Assam is a state in Northeast India, situated south of the eastern Himalayas along the Brahmaputra and Barak River valleys is home to many ethnic communities who have been residing for hundreds of years. They represent multi-ethnic, multi-linguistic and multi-religious societies unique in their own. The communities depend primarily on fermented food products that differ in terms of their names, ingredients used and methods of preparation.

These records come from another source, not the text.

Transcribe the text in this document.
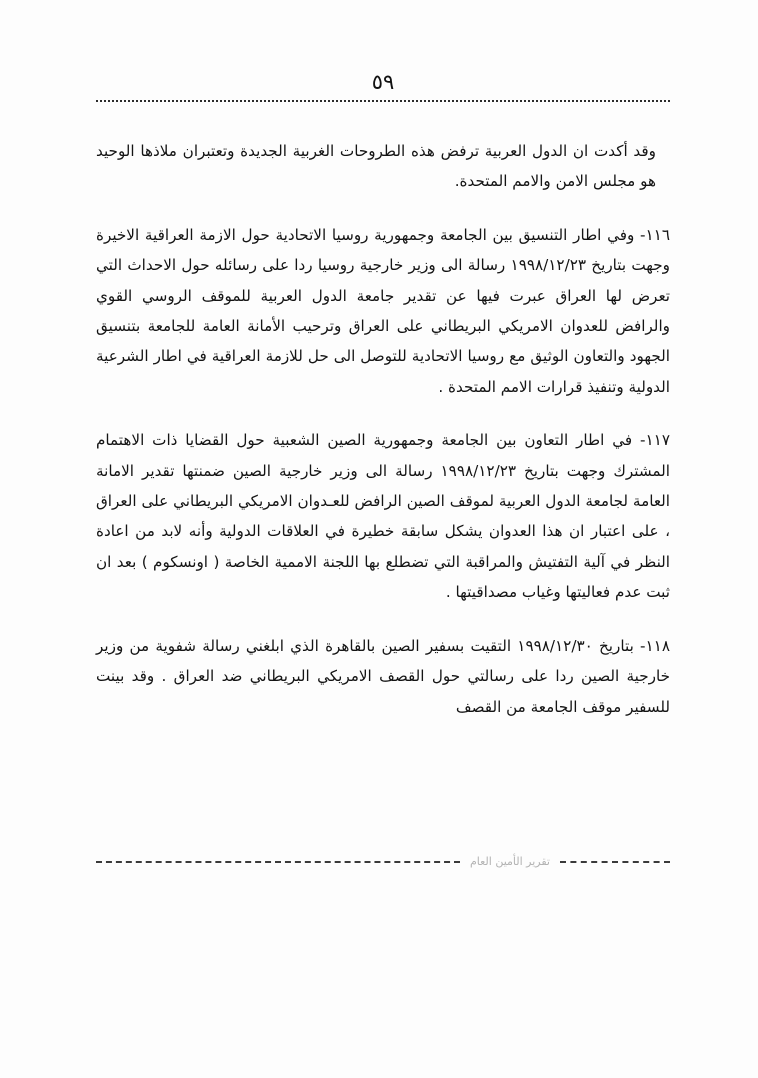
٥٩

وقد أكدت ان الدول العربية ترفض هذه الطروحات الغربية الجديدة وتعتبران ملاذها الوحيد هو مجلس الامن والامم المتحدة.

١١٦- وفي اطار التنسيق بين الجامعة وجمهورية روسيا الاتحادية حول الازمة العراقية الاخيرة وجهت بتاريخ ١٩٩٨/١٢/٢٣ رسالة الى وزير خارجية روسيا ردا على رسائله حول الاحداث التي تعرض لها العراق عبرت فيها عن تقدير جامعة الدول العربية للموقف الروسي القوي والرافض للعدوان الامريكي البريطاني على العراق وترحيب الأمانة العامة للجامعة بتنسيق الجهود والتعاون الوثيق مع روسيا الاتحادية للتوصل الى حل للازمة العراقية في اطار الشرعية الدولية وتنفيذ قرارات الامم المتحدة .

١١٧- في اطار التعاون بين الجامعة وجمهورية الصين الشعبية حول القضايا ذات الاهتمام المشترك وجهت بتاريخ ١٩٩٨/١٢/٢٣ رسالة الى وزير خارجية الصين ضمنتها تقدير الامانة العامة لجامعة الدول العربية لموقف الصين الرافض للعـدوان الامريكي البريطاني على العراق ، على اعتبار ان هذا العدوان يشكل سابقة خطيرة في العلاقات الدولية وأنه لابد من اعادة النظر في آلية التفتيش والمراقبة التي تضطلع بها اللجنة الاممية الخاصة ( اونسكوم ) بعد ان ثبت عدم فعاليتها وغياب مصداقيتها .

١١٨- بتاريخ ١٩٩٨/١٢/٣٠ التقيت بسفير الصين بالقاهرة الذي ابلغني رسالة شفوية من وزير خارجية الصين ردا على رسالتي حول القصف الامريكي البريطاني ضد العراق . وقد بينت للسفير موقف الجامعة من القصف

تقرير الأمين العام
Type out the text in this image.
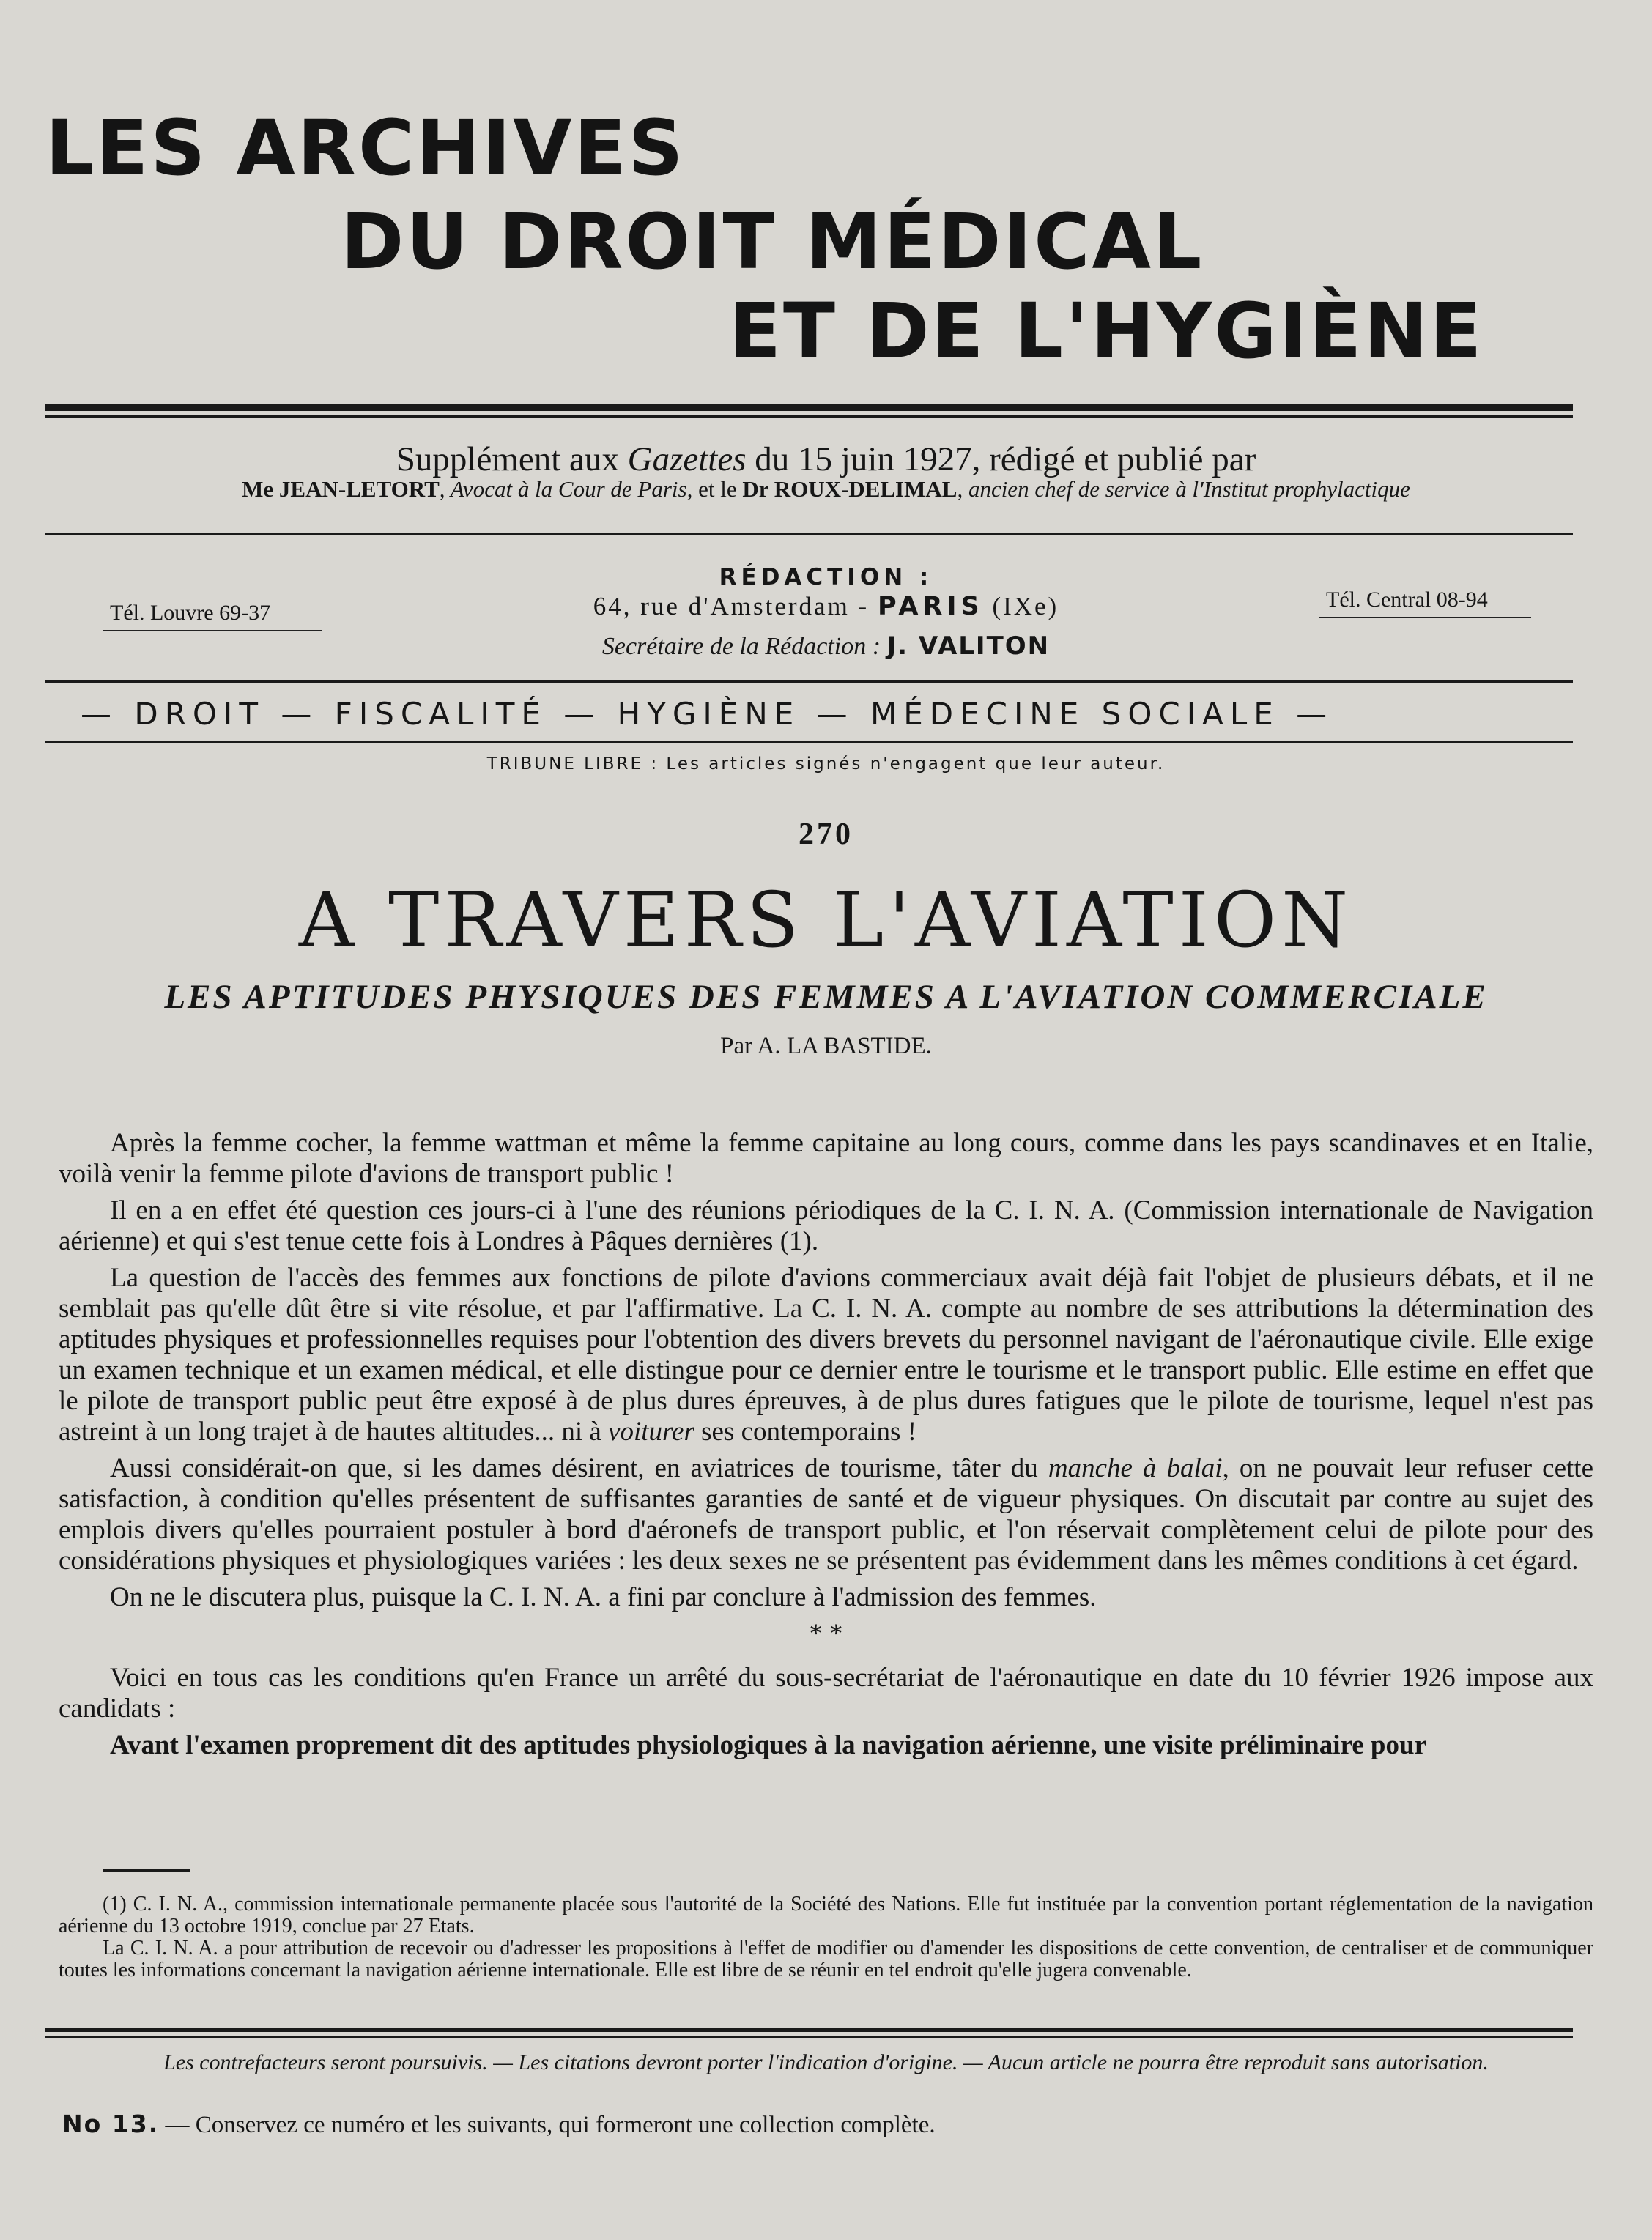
LES ARCHIVES
DU DROIT MÉDICAL
ET DE L'HYGIÈNE
Supplément aux Gazettes du 15 juin 1927, rédigé et publié par
Me JEAN-LETORT, Avocat à la Cour de Paris, et le Dr ROUX-DELIMAL, ancien chef de service à l'Institut prophylactique
RÉDACTION :
Tél. Louvre 69-37	64, rue d'Amsterdam - PARIS (IXe)	Tél. Central 08-94
Secrétaire de la Rédaction : J. VALITON
— DROIT — FISCALITÉ — HYGIÈNE — MÉDECINE SOCIALE —
TRIBUNE LIBRE : Les articles signés n'engagent que leur auteur.
270
A TRAVERS L'AVIATION
LES APTITUDES PHYSIQUES DES FEMMES A L'AVIATION COMMERCIALE
Par A. LA BASTIDE.

Après la femme cocher, la femme wattman et même la femme capitaine au long cours, comme dans les pays scandinaves et en Italie, voilà venir la femme pilote d'avions de transport public !

Il en a en effet été question ces jours-ci à l'une des réunions périodiques de la C. I. N. A. (Commission internationale de Navigation aérienne) et qui s'est tenue cette fois à Londres à Pâques dernières (1).

La question de l'accès des femmes aux fonctions de pilote d'avions commerciaux avait déjà fait l'objet de plusieurs débats, et il ne semblait pas qu'elle dût être si vite résolue, et par l'affirmative. La C. I. N. A. compte au nombre de ses attributions la détermination des aptitudes physiques et professionnelles requises pour l'obtention des divers brevets du personnel navigant de l'aéronautique civile. Elle exige un examen technique et un examen médical, et elle distingue pour ce dernier entre le tourisme et le transport public. Elle estime en effet que le pilote de transport public peut être exposé à de plus dures épreuves, à de plus dures fatigues que le pilote de tourisme, lequel n'est pas astreint à un long trajet à de hautes altitudes... ni à voiturer ses contemporains !

Aussi considérait-on que, si les dames désirent, en aviatrices de tourisme, tâter du manche à balai, on ne pouvait leur refuser cette satisfaction, à condition qu'elles présentent de suffisantes garanties de santé et de vigueur physiques. On discutait par contre au sujet des emplois divers qu'elles pourraient postuler à bord d'aéronefs de transport public, et l'on réservait complètement celui de pilote pour des considérations physiques et physiologiques variées : les deux sexes ne se présentent pas évidemment dans les mêmes conditions à cet égard.

On ne le discutera plus, puisque la C. I. N. A. a fini par conclure à l'admission des femmes.

* *

Voici en tous cas les conditions qu'en France un arrêté du sous-secrétariat de l'aéronautique en date du 10 février 1926 impose aux candidats :

Avant l'examen proprement dit des aptitudes physiologiques à la navigation aérienne, une visite préliminaire pour

(1) C. I. N. A., commission internationale permanente placée sous l'autorité de la Société des Nations. Elle fut instituée par la convention portant réglementation de la navigation aérienne du 13 octobre 1919, conclue par 27 Etats.

La C. I. N. A. a pour attribution de recevoir ou d'adresser les propositions à l'effet de modifier ou d'amender les dispositions de cette convention, de centraliser et de communiquer toutes les informations concernant la navigation aérienne internationale. Elle est libre de se réunir en tel endroit qu'elle jugera convenable.

Les contrefacteurs seront poursuivis. — Les citations devront porter l'indication d'origine. — Aucun article ne pourra être reproduit sans autorisation.
No 13. — Conservez ce numéro et les suivants, qui formeront une collection complète.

Each community follow their own traditional knowledge of food fermentation that has been passed on from generation to generation. This customary is associated with societal makeup. Three major ethnic communities of the region are the Rabha Hasongs, the Mishings and the Karbis. They inherit a rich tradition of indigenous fermentation for preparation of ethnic food. The starter cultures are prepared from rice or other cereals like millets, maize and lesser known ethnic fruits. The use and addition of plant extracts and condiments have been observed that are known to enhance the quality traits of the fermented products. Recent studies have confirmed the identity of the microbial consortia responsible for ethnic fermentation. These primarily include yeasts, lactic acid bacteria and some fungi. Both Saccharomyces and non-Saccharomyces yeasts like Pichia anomala, Wickerhamomyces, Saccharomycopisis fibuligera, Rhodotorula, 272 Candia tropicalis and Candida glabrata have also been observed. The effects of secondary metabolites produced during fermentation are not in the literature. The role of plant phytochemicals in microbial sustenance and fermentation efficiency has never been studied. It is envisaged that value addition of these indigenous food materials can provide industrially important products of commercial importance.